A Globe story reports on its parent company’s new investment:

“The Canadian Press now faces the challenge of finding new ways to make money in an increasingly competitive media environment. Currently, about one-third of CP’s revenue comes from newspaper operations. Other subscribers to the service include radio and television broadcasters, websites and other digital content, government offices and commercial operations such as financial institutions.
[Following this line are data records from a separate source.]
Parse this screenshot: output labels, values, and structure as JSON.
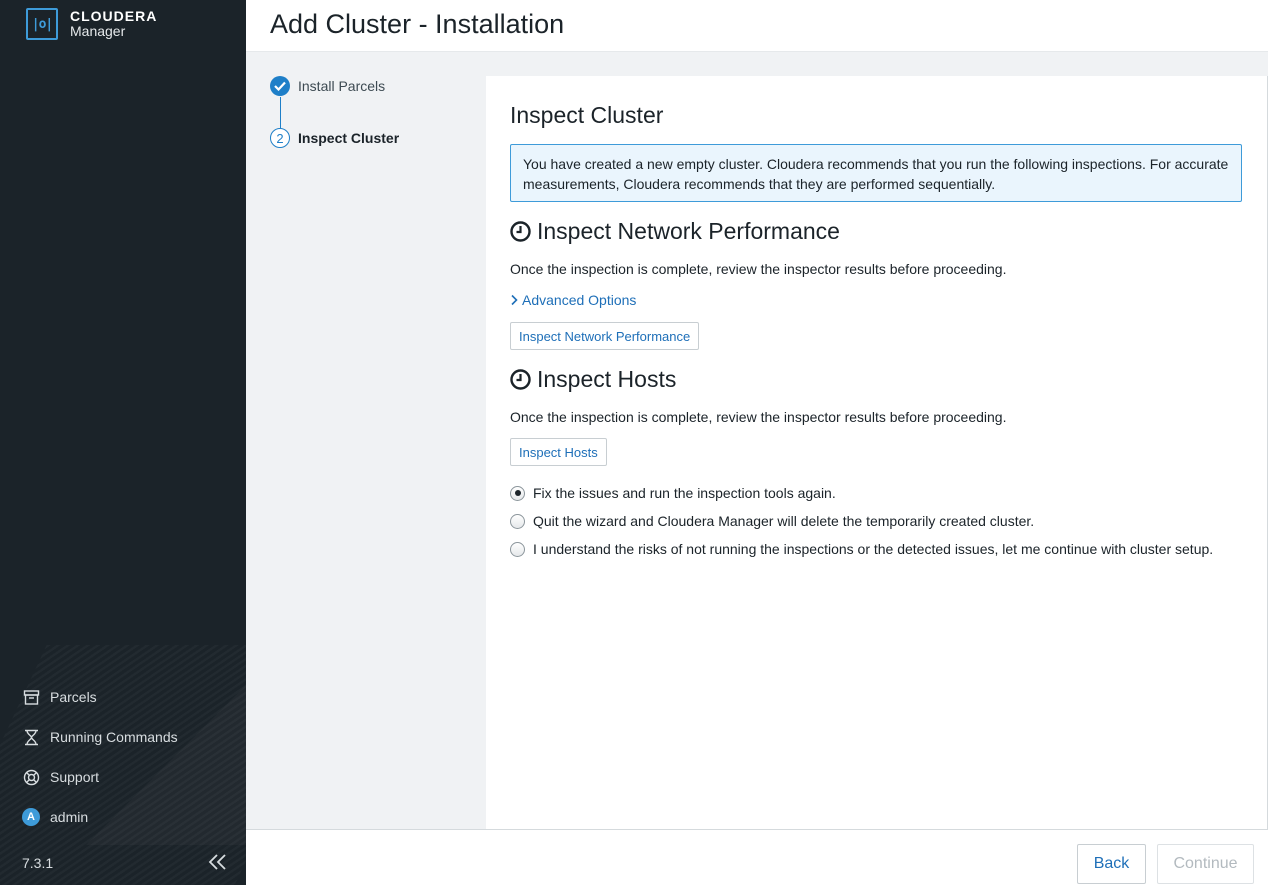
{
  "app": {
    "brand_line1": "CLOUDERA",
    "brand_line2": "Manager",
    "logo_glyph": "|o|",
    "version": "7.3.1"
  },
  "sidebar": {
    "items": [
      {
        "label": "Parcels",
        "icon": "parcel-icon"
      },
      {
        "label": "Running Commands",
        "icon": "hourglass-icon"
      },
      {
        "label": "Support",
        "icon": "lifebuoy-icon"
      },
      {
        "label": "admin",
        "icon": "avatar",
        "avatar_letter": "A"
      }
    ]
  },
  "header": {
    "title": "Add Cluster - Installation"
  },
  "steps": [
    {
      "number": "1",
      "label": "Install Parcels",
      "state": "complete"
    },
    {
      "number": "2",
      "label": "Inspect Cluster",
      "state": "current"
    }
  ],
  "main": {
    "title": "Inspect Cluster",
    "alert": "You have created a new empty cluster. Cloudera recommends that you run the following inspections. For accurate measurements, Cloudera recommends that they are performed sequentially.",
    "network": {
      "title": "Inspect Network Performance",
      "description": "Once the inspection is complete, review the inspector results before proceeding.",
      "advanced_link": "Advanced Options",
      "button": "Inspect Network Performance"
    },
    "hosts": {
      "title": "Inspect Hosts",
      "description": "Once the inspection is complete, review the inspector results before proceeding.",
      "button": "Inspect Hosts"
    },
    "options": [
      {
        "label": "Fix the issues and run the inspection tools again.",
        "selected": true
      },
      {
        "label": "Quit the wizard and Cloudera Manager will delete the temporarily created cluster.",
        "selected": false
      },
      {
        "label": "I understand the risks of not running the inspections or the detected issues, let me continue with cluster setup.",
        "selected": false
      }
    ]
  },
  "footer": {
    "back": "Back",
    "continue": "Continue",
    "continue_disabled": true
  },
  "colors": {
    "sidebar_bg": "#1b2329",
    "accent": "#1e7fc8",
    "link": "#1e6fb8",
    "alert_bg": "#eaf5fd"
  }
}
“CP suffered a blow to its business in the past three years, as two prominent members left the co-operative. In 2009, Sun Media Corp. announced it would cease its subscription, effective this past summer. That followed CanWest Global Communications Corp.’s decision in 2007 to leave CP and launch its own news service — now called Postmedia News following the sale of the newspapers to Postmedia Network Inc. earlier this year. Other wire services have felt similar pressures in recent years — Associated Press, for example, has seen its newspaper subscribers object to the cost of accessing the news service, and has lost members as media organizations ran into financial difficulties. The Canadian Press has an exclusive deal to distribute AP content in Canada.”